Rebuilding Haiti (YP Discussion Group)

Rebuilding Haiti (YP Discussion Group)

The World Affairs Council, Young Professionals invite you to our fortnightly discussion group:

Wednesday, 2 March 2011 | 7:00 p.m.

Madison's Grill, 1109 SE Madison St. (Map)

It has been more than a year since the earthquake that devastated Haiti. The return of Duvalier briefly pushed Haiti back into the news cycle, but accounts of the recovery have been scarce. Has there been significant progress in the last year? Has the U.S. and rest of the international community done enough to help? How does a country with so many political, economic, and environmental issues rebuild itself?

Tuesday, February 22, 2011

Soil Not Oil: Climate Change, Peak Oil, and Food Justice

2011 International Speaker Series
February 23, 2011
- 7pm at the Arlene Schnitzer Concert Hall, Portland, OR

Vandana Shiva

Environmental Activist

Vandana Shiva is one of the world’s most respected environmental activists and feminists. A trained physicist, she received her PhD. at the University of Western Ontario, and since the 1970s, has been a vocal figure in the conservation movement.

Shiva is a leader in the International Forum on Globalization, along with Ralph Nader and Jeremy Rifkin. She addressed the World Trade Organization summit in Seattle, 1999, as well as the recent World Economic Forum in Melbourne , 2000. In 1993, Shiva won the Alternative Nobel Peace Prize (the Right Livelihood Award). In 2010, she was awarded the Sydney Peace Prize for her commitment to social justice. The founder of Navdanya (“nine seeds”), a movement promoting diversity and use of native seeds, she also set up the Research Foundation for Science, Technology, and Ecology in her mother’s cowshed in 1997. Its studies have validated the ecological value of traditional farming and been instrumental in fighting destructive development projects in India.

Before becoming an activist, Shiva was one of India ’s leading physicists. She holds a master’s degree in the philosophy of science and a Ph.D. in particle physics

She is the author of many books, including Water Wars: Pollution, Profits, and Privatization (South End Press, 2001), Biopiracy: The Plunder of Nature and Knowledge (South End Press, 1997), Monocultures of the Mind (Zed, 1993), The Violence of the Green Revolution (Zed, 1992) and Staying Alive (St. Martin's Press, 1989).

Single tickets for Vandana Shive are on sale through the PCPA box office and Ticketmaster.
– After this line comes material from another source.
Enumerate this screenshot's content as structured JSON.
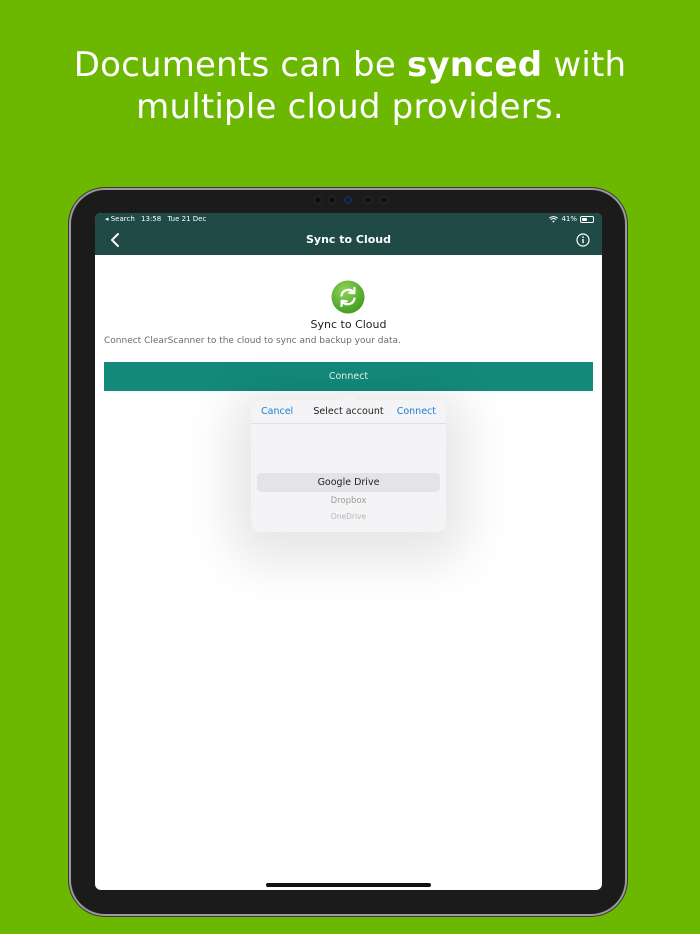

Borderless: Migration, Globalization, and Changing Communities

In this time of cataclysmic change in our country and our world, it is important to ask not just how to get the economy back on track, but what kind of economy we want. In 1983, Benedict Anderson wrote Imagined Communities, a book about the origins of the modern nation-state and the powerful identification with nations for which millions have fought and been willing to die. Elliott Young will lead a discussion about the ways in which local communities in the twenty-first century need to think in new ways about the relationship between migration and globalization, and their effects on Oregon communities.

Elliott Young was born in New York City and has been migrating westward ever since. He has conducted research and done community development work in Cuba, Mexico, Nicaragua, Paraguay, and Ecuador. Young has been a professor of Latin American and borderlands history at Lewis & Clark College in Portland since 1997.
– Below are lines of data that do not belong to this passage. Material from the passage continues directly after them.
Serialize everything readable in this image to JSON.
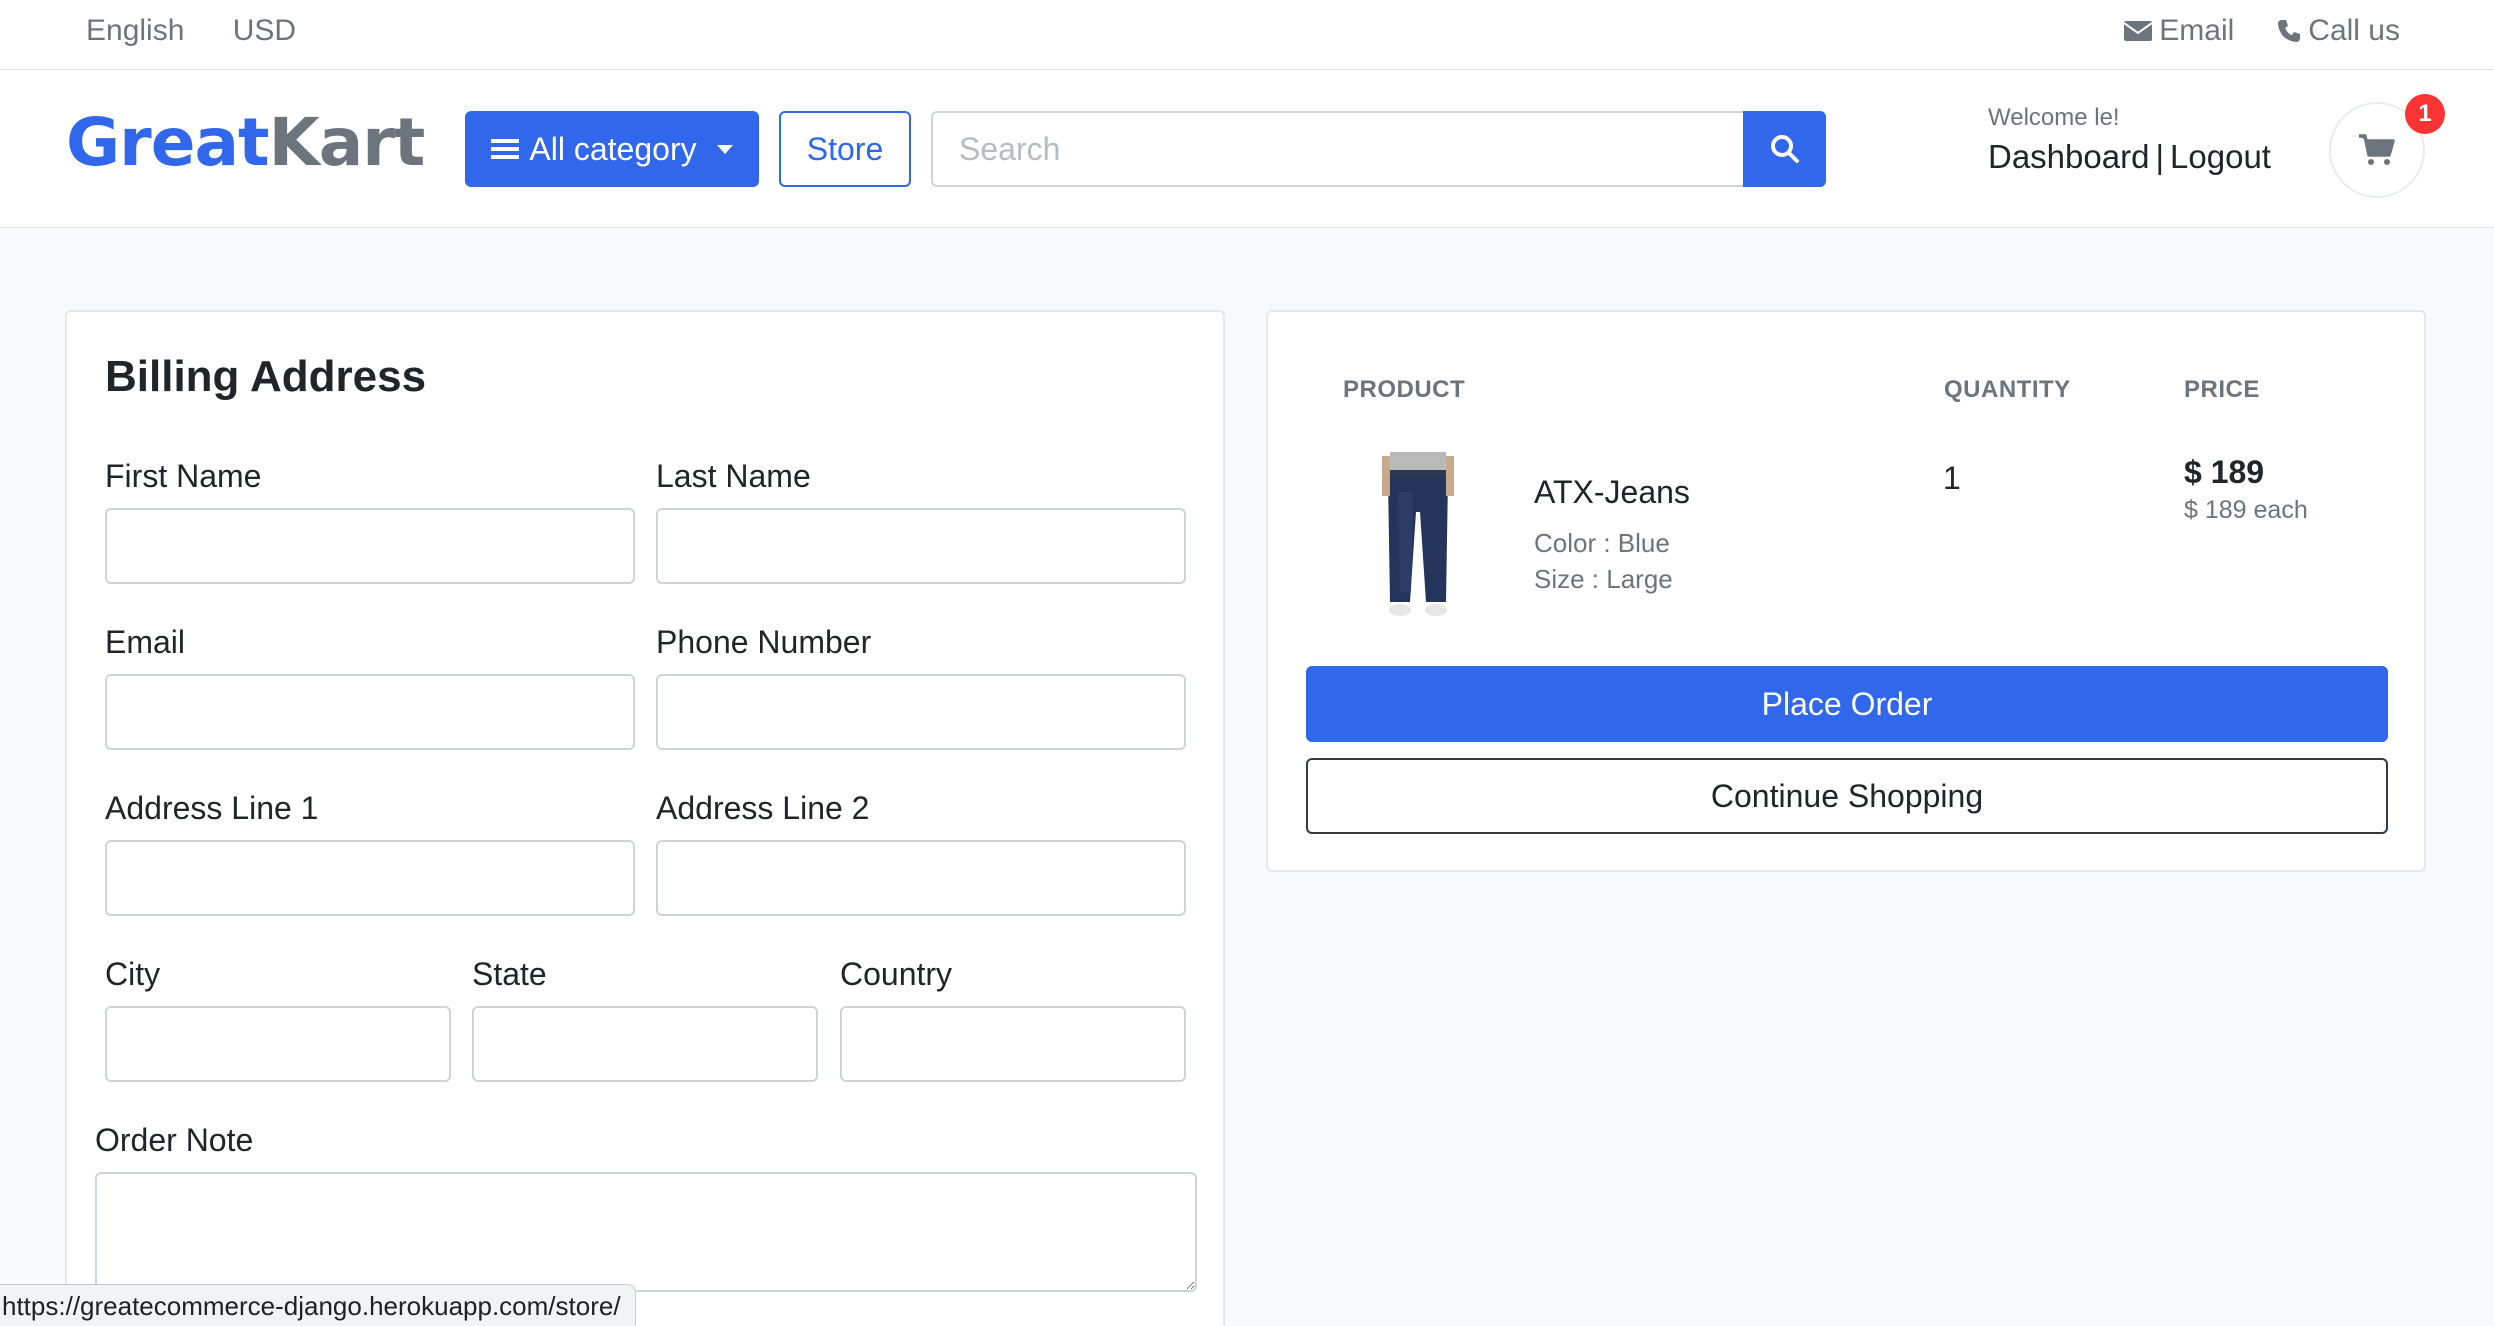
{
  "topbar": {
    "language": "English",
    "currency": "USD",
    "email_label": "Email",
    "call_label": "Call us"
  },
  "header": {
    "logo_part1": "Great",
    "logo_part2": "Kart",
    "category_button": "All category",
    "store_button": "Store",
    "search_placeholder": "Search",
    "welcome_text": "Welcome le!",
    "dashboard_link": "Dashboard",
    "separator": "|",
    "logout_link": "Logout",
    "cart_count": "1"
  },
  "billing": {
    "title": "Billing Address",
    "fields": {
      "first_name": "First Name",
      "last_name": "Last Name",
      "email": "Email",
      "phone": "Phone Number",
      "address1": "Address Line 1",
      "address2": "Address Line 2",
      "city": "City",
      "state": "State",
      "country": "Country",
      "order_note": "Order Note"
    }
  },
  "order": {
    "columns": {
      "product": "PRODUCT",
      "quantity": "QUANTITY",
      "price": "PRICE"
    },
    "item": {
      "name": "ATX-Jeans",
      "color": "Color : Blue",
      "size": "Size : Large",
      "quantity": "1",
      "price": "$ 189",
      "price_each": "$ 189 each"
    },
    "place_order_button": "Place Order",
    "continue_button": "Continue Shopping"
  },
  "status_bar": {
    "url": "https://greatecommerce-django.herokuapp.com/store/"
  },
  "colors": {
    "primary": "#3167eb",
    "badge": "#fa3434",
    "background": "#f8f9fa"
  }
}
Sponsored by Oregon Humanities (formerly Oregon Council for the Humanities).


Wednesday, March 2, 2011 6-7 p.m.


Gregory Heights Library
7921 N.E. Sandy Blvd.
Portland, OR 97213
503.988.5386
http://www.multcolib.org/events/conversationproject.html

Sunday, February 13, 2011

Egypt: What Comes Next? (YP Discussion Group)

Egypt: What Comes Next? (YP Discussion Group)
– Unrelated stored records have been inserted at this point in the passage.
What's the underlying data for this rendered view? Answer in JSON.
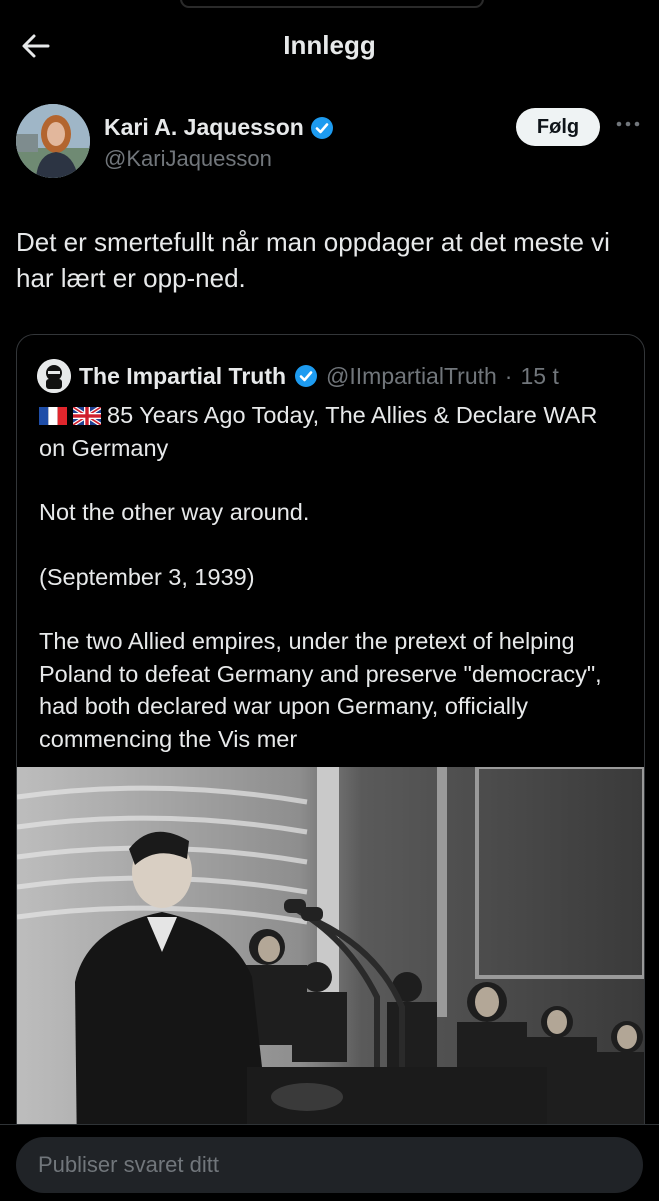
{
  "header": {
    "title": "Innlegg",
    "back_icon": "arrow-left-icon"
  },
  "author": {
    "name": "Kari A. Jaquesson",
    "handle": "@KariJaquesson",
    "verified": true,
    "follow_label": "Følg",
    "more_icon": "ellipsis-icon"
  },
  "post": {
    "text": "Det er smertefullt når man oppdager at det meste vi har lært er opp-ned."
  },
  "quote": {
    "name": "The Impartial Truth",
    "handle": "@IImpartialTruth",
    "separator": "·",
    "time": "15 t",
    "verified": true,
    "flags": [
      "france-flag",
      "uk-flag"
    ],
    "paragraph1": "85 Years Ago Today, The Allies & Declare WAR on Germany",
    "paragraph2": "Not the other way around.",
    "paragraph3": "(September 3, 1939)",
    "paragraph4": "The two Allied empires, under the pretext of helping Poland to defeat Germany and preserve \"democracy\", had both declared war upon Germany, officially commencing the",
    "show_more": "Vis mer"
  },
  "reply": {
    "placeholder": "Publiser svaret ditt"
  },
  "colors": {
    "background": "#000000",
    "text": "#e7e9ea",
    "muted": "#71767b",
    "verified": "#1d9bf0"
  }
}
The World Affairs Council, Young Professionals invite you to our fortnightly discussion group:

Wednesday, 16 February 2011 | 7:00 p.m.

Madison's Grill, 1109 SE Madison St. (Map)

Now that Mubarak is out, where does Egypt go next? The democratization process is not yet complete, as the military is now in control. Are the Egyptian military's promises of real political reform trustworthy? Do autocrats all over the world need to be nervous? What is the role of the U.S. in the transition? How will this alter U.S. foreign policy in regard to democracy promotion and interactions with autocrats?

Friday, February 11, 2011

Peter Hessler at Powells

Peter Hessler at Powell's
Tuesday 2/15
7:30 pm

Peter Hessler is one of the best writers on China in the west. After a Peace Corp tour took him to Central China, he moved to Beijing and wrote a trilogy of books on life in Modern China. He is coming to Powell's to talk about the last book, Country Driving. This is a great opportunity for all China Hands.